Break the ice and write some code.

  1. Open a script in Rstudio and copy this code in it. Run it in the R console to get some nice data visualization out of it.

  2. Some python code is already in the Github repository that you have downloaded previously. Open it in Visual Studio Code and find the hello.ipynb file, run the code that’s stored in it.

In the first example we run code from a script into the R console, in the second example we run code from a notebook.

6 Flexibility

When you take your first steps into programming and into open source, you’ll find out that there’s a lot of flexibility on how to achieve something, and there no absolute best way to carry on a task. For example, you can evaluate R code in Rstudio, you can evaluate it in your computer terminal, or you can evaluate it in the Visual Studio Code IDE.

Scripts are simply text files, and nothing stops you from turning an R script into a Python script simply its extension from .R to .py by mistake. But of course afterwards the syntax of the code would be wrong.

Tabular data often come in CSV format, which are also basically text files, with only loose rules defining what’s a value, what’s a cell, what’s row and what’s a column. You can open them in any text editor, or you can parse them and load them into an R or Python object, to use them abd manipulate them, as long as you get the encoding rules right.

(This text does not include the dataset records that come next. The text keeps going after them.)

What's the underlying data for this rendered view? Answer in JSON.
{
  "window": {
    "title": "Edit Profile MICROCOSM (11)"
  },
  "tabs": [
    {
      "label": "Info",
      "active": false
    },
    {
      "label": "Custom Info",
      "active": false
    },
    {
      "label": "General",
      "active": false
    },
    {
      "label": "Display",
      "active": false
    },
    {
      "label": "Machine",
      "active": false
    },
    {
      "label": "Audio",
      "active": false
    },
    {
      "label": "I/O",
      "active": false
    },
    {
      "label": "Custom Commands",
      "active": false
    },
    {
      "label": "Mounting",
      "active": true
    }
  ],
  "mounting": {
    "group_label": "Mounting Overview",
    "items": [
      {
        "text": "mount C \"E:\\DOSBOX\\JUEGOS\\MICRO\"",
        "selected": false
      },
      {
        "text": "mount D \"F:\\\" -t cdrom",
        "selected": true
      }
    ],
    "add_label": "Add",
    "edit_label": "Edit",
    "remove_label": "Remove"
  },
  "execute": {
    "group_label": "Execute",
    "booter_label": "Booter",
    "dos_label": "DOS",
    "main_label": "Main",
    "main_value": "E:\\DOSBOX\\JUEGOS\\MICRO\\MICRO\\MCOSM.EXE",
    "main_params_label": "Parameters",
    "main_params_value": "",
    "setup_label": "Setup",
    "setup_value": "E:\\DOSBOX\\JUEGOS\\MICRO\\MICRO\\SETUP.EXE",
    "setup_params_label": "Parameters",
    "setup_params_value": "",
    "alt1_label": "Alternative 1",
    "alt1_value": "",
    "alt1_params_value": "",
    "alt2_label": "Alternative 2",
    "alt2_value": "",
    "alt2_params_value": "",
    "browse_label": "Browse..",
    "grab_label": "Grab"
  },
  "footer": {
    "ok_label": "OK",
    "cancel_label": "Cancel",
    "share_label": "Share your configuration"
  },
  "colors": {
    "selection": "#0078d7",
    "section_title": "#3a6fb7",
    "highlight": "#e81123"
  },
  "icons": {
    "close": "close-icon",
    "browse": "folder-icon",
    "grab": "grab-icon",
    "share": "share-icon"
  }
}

This flexibility could be disorienting at first. Don’t worry, you’ll get used to it.

7 Learn More

Most programming language have been built with an open source mindset. Making these tools available to everyone has been a priority, but even the best tool is useless, if people don’t know what to do with it.

7.1 Documentation

R, Python, and their best packages, come with extensive documentation. For example, check the Python Package Scikit-Learn; it has a website which details how to use the functions in this package, with a discoursive user guide, technical documentation and extensive examples.

Also the R framework Tidymodels, which cover the same scope as scikit-learn, has extensive documentation.

7.2 Online communities

Stackoverflow has millions of questions with high quality answers, that developers all around the world use and curate every day.

Generally, while programming, google is your friend.

7.3 Books

To approach a new topic, you don’t need only to get question anwsered, but also to discover which question could be asked.

Books are great for that.

In the resources section of this website you can find a collection of open access books that you can consult online freely. Enjoy!